Step-by-step explanation:

We know that the formula for the distance is:

$d=V*t$

Where "V" is speed and "t" is time.

Let be:

$t_1$: time of her trip from her home to the library.

$t_2$: time of her trip from the library to her home.

$V_1$: speed  on her trip from her home to the library.

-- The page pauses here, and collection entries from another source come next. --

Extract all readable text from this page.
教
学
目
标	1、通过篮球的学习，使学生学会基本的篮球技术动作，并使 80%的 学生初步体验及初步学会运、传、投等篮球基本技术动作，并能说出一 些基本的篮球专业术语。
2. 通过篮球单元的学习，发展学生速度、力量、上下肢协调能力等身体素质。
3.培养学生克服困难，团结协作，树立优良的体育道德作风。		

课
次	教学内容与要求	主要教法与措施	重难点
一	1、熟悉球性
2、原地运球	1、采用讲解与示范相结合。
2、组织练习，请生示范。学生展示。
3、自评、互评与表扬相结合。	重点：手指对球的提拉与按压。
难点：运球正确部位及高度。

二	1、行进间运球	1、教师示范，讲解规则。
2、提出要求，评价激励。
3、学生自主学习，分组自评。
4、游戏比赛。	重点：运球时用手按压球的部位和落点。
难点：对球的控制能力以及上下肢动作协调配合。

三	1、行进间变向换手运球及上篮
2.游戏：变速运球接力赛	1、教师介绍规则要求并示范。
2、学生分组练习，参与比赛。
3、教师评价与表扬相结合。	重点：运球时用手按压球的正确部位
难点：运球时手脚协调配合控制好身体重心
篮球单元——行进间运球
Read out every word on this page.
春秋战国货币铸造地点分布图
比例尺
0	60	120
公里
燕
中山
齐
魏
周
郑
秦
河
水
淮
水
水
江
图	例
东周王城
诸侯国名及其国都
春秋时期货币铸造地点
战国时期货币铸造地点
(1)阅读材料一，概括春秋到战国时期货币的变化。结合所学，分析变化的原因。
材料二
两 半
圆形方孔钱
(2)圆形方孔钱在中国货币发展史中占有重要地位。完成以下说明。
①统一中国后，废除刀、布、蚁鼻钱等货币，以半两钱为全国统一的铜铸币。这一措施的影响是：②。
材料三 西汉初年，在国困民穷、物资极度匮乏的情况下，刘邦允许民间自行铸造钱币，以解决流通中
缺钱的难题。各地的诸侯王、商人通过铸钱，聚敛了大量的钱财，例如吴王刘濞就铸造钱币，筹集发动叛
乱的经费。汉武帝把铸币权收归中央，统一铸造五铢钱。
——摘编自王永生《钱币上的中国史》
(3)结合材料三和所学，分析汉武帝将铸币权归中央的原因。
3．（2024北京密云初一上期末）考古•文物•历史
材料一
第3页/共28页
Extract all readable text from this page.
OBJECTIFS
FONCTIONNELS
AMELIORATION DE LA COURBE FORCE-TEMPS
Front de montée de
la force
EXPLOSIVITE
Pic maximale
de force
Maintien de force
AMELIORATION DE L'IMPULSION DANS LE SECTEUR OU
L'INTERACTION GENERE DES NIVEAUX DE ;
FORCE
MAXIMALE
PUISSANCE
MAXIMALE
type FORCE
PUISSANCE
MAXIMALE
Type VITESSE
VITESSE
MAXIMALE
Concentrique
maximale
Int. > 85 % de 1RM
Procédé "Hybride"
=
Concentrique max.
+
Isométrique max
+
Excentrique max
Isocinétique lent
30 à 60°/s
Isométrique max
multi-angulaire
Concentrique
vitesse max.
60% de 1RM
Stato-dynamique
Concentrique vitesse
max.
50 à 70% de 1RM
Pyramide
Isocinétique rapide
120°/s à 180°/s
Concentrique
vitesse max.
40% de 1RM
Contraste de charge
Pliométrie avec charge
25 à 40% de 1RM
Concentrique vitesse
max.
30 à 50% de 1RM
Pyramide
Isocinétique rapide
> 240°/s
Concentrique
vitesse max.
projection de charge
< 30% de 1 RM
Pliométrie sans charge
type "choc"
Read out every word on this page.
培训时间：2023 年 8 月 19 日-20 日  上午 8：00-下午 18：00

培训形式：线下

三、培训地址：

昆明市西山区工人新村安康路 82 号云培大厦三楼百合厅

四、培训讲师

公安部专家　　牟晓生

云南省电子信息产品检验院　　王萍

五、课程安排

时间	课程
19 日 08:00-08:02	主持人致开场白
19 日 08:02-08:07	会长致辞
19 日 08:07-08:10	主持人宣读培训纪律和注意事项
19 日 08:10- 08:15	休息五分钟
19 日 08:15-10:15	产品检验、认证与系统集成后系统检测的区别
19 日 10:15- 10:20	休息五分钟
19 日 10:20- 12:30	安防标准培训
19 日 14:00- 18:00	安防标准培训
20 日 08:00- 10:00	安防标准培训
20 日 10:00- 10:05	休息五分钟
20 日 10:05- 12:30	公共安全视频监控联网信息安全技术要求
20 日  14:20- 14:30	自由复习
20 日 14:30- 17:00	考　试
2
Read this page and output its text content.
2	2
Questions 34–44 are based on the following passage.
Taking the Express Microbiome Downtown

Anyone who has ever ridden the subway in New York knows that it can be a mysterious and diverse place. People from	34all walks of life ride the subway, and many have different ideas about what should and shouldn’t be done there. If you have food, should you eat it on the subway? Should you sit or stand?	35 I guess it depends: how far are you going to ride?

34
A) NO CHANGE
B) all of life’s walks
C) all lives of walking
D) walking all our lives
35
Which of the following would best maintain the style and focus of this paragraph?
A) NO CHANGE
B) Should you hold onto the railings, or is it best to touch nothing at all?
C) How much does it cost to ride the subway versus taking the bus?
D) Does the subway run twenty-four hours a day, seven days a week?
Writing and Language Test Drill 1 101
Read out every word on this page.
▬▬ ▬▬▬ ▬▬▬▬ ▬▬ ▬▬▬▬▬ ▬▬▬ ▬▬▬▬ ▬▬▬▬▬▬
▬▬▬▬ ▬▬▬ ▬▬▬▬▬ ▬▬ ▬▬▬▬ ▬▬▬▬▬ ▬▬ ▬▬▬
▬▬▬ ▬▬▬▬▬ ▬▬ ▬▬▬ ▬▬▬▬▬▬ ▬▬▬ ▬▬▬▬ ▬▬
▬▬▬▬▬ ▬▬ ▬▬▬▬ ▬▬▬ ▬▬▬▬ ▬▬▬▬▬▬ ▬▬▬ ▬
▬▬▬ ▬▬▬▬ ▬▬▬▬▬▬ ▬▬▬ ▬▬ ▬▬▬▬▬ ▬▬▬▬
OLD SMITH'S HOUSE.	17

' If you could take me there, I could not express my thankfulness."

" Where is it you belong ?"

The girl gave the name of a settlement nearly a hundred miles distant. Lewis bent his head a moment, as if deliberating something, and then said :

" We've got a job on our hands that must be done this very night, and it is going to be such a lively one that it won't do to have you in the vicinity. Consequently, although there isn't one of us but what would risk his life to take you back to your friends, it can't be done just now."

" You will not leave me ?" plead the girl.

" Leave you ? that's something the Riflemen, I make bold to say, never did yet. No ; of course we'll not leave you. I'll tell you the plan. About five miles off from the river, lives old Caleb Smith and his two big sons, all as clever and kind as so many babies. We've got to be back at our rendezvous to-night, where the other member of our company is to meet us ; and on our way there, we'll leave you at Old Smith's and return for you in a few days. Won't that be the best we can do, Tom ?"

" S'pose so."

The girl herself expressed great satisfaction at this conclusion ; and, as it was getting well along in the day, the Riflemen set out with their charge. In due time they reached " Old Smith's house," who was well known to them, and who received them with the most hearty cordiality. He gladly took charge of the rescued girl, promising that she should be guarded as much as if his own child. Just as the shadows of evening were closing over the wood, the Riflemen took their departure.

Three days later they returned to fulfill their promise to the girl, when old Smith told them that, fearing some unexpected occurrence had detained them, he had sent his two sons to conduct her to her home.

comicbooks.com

$V_2$: speed on her trip from the library to her home

 

We can identify that:

$t_1=20\ min=\frac{(20\ min)(1\ h)}{60\ min}=\frac{1}{3}\ h\\\\V_1=V_2+8\ mph\\\\t_2=30\ min=\frac{(30\ min)(1\ h)}{60\ min}=\frac{1}{2}\ h$

Since the distance she rode on the both trips are equal:

$V_1*t_1=V_2*t_2\\\\(V_2+8)(\frac{1}{3})=(V_2)(\frac{1}{2})$

Solving for $V_2$, we get:

$2(V_2+8)(\frac{1}{3})=3(V_2)\\\\2V_2+16=3V_2\\\\V_2=16\ mph$

Therefore, the distance for her home to the library is:

$d=(16\ mph)(\frac{1}{2}\ h)\\\\d=8\ miles$